Así, la casa compartida con el amante se transforma en una suerte de lugar casi mítico de ese amor al que no podrán volver, y en su abandono se torna de pronto inquietante, extraña, tenebrosa en su familiaridad. El uso del demostrativo en el verso final, por su parte, produce una de las paradojas propias de la poesía confesional, que cuanto más específica es, más se presta a la universalización: “esa noche”, que la poeta podría haber marcado tal vez con una fecha precisa, aparece ante nosotros con la fuerza de un momento fundacional único y a la vez compartido.

En otro poema, “Sueños de una noche en Siem Reap”, la poeta imagina, para sumar a su bestiario nocturno que transita entre lo visto en sueños y en la vigilia, una “sierpe mortal”. La tercera parte de ese poema comienza con los versos:

“Dormí
soñé con una ciudad donde dormir
de noche en una habitación
junto al bulevar de un río
(presentía su caudal)
una habitación que yo no conocía
la soñé con una cama ancha
con cabezal de palosanto
sábanas egipcias blancas
una jarra con agua en la mesa cercana
una alfombra de seda que hacía
rebrillar
el azul oscuro de los salvanabads
el verde desfalleciente de los jordas
el gris agónico de los fenués
el rojo sangre cinabrio”.

A pesar de su apariencia de mera descripción, la escena, con su carácter preciosista, presenta un aire marcadamente libresco, intensificado por la aparición de un fragmento de La Châtelaine du Liban (1924), de Pierre Benoît, novela protagonizada por el patriota y recto capitán Lucien Domèvre, que se perderá en los placeres de la vida cosmopolita del Levante, donde se encuentra con la condesa inglesa Athelstane Orloff, viuda de un diplomático ruso que vive en el castillo Kalaat-el-Tahara, y por la que Domèvre va a sacrificar su vida en pareja y su honor.

En uno de los fragmentos de la obra, el narrador dice: “Me iba de Kalaat-el-Tahara todas las mañanas alrededor de las ocho. Tan pronto como el amanecer comenzaba a arrancar de las sombras los mil detalles preciosos de la habitación de Athelstane, me despertaba. Recostado, observaba durante horas y horas el hermoso cuerpo dormido. [...] El sol, filtrándose a través de las cortinas, comenzaba a jugar en las maravillosas alfombras acumuladas en esta habitación. Brillaba con el negro azulado [bleu-noir] de los Salvanabads, el verde moribundo [vert mourant] de los Jordas, el gris de los Sennes, el rojo ardiente [rouge feu] de los Khorassans. Como un césped suave y elástico, amortiguaban el sonido de mis pasos”.

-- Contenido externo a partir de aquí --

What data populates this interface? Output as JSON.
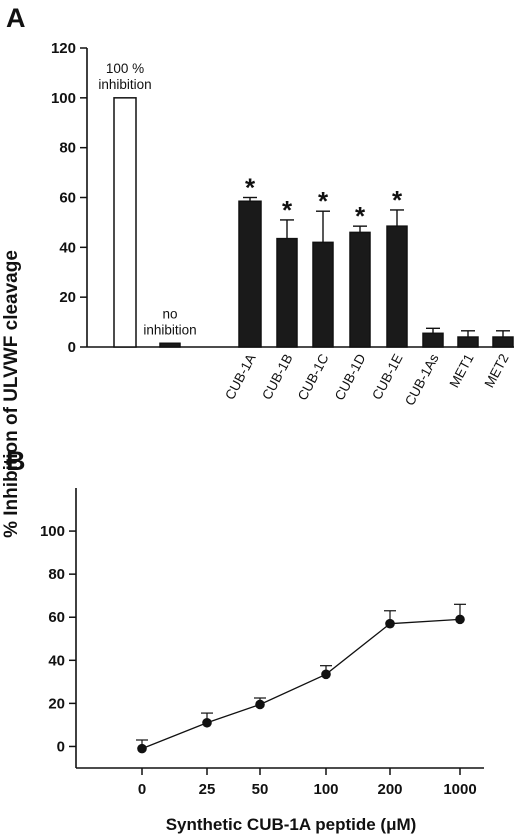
{
  "figure": {
    "ylabel": "% Inhibition of ULVWF cleavage",
    "colors": {
      "ink": "#111111",
      "open_bar": "#ffffff",
      "filled_bar": "#1a1a1a",
      "background": "#ffffff"
    }
  },
  "chart_data": [
    {
      "panel": "A",
      "type": "bar",
      "categories": [
        "",
        "",
        "CUB-1A",
        "CUB-1B",
        "CUB-1C",
        "CUB-1D",
        "CUB-1E",
        "CUB-1As",
        "MET1",
        "MET2"
      ],
      "values": [
        100,
        1.5,
        58.5,
        43.5,
        42,
        46,
        48.5,
        5.5,
        4,
        4
      ],
      "errors": [
        0,
        0,
        1.5,
        7.5,
        12.5,
        2.5,
        6.5,
        2,
        2.5,
        2.5
      ],
      "fills": [
        "open",
        "filled",
        "filled",
        "filled",
        "filled",
        "filled",
        "filled",
        "filled",
        "filled",
        "filled"
      ],
      "significant": [
        false,
        false,
        true,
        true,
        true,
        true,
        true,
        false,
        false,
        false
      ],
      "star_symbol": "*",
      "annotations": [
        {
          "bar": 0,
          "lines": [
            "100  %",
            "inhibition"
          ]
        },
        {
          "bar": 1,
          "lines": [
            "no",
            "inhibition"
          ]
        }
      ],
      "ylim": [
        0,
        120
      ],
      "yticks": [
        0,
        20,
        40,
        60,
        80,
        100,
        120
      ],
      "ylabel": "% Inhibition of ULVWF cleavage",
      "xlabel": ""
    },
    {
      "panel": "B",
      "type": "line",
      "x": [
        "0",
        "25",
        "50",
        "100",
        "200",
        "1000"
      ],
      "y": [
        -1,
        11,
        19.5,
        33.5,
        57,
        59
      ],
      "errors": [
        4,
        4.5,
        3,
        4,
        6,
        7
      ],
      "ylim": [
        -10,
        120
      ],
      "yticks": [
        0,
        20,
        40,
        60,
        80,
        100
      ],
      "ylabel": "",
      "xlabel": "Synthetic CUB-1A peptide (μM)"
    }
  ]
}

Esa aparición, como una interferencia romántica en el medio de la escena amatoria, tiene la doble cualidad de ser anticlimática con el tono íntimo, y a la vez, mientras se repliega sobre sí misma en una intertextualidad que parece atentar contra lo pretendidamente espontáneo que pueda llegar a tener un verso (que no es sino una ilusión), de fundar una posibilidad en el poema en tanto literatura experimentada, que se ofrece al lector como una aventura a descubrir. Si, como explica Roberto Appratto, la excepcionalidad de la poesía de Amy está “en lo que el oficio le permitió hacer, en la forma de personalizar su relación con lo que menta a cada paso, como si al hablar de lo otro hablara de sí misma y confiara al lector ese diálogo”, este fragmento en el que lo otro (la obra del otro) sirve para dar cuenta de lo propio mediante un juego delicado con la forma literaria, el viaje, la expresión sentimental y el tono sostenido en la cita es a todas luces paradigmático en la obra de Amy, en la que los límites ya difusos entre propio y ajeno, interior y exterior o vida y muerte aparecen sólo como fantasmas, prontos a desvanecerse.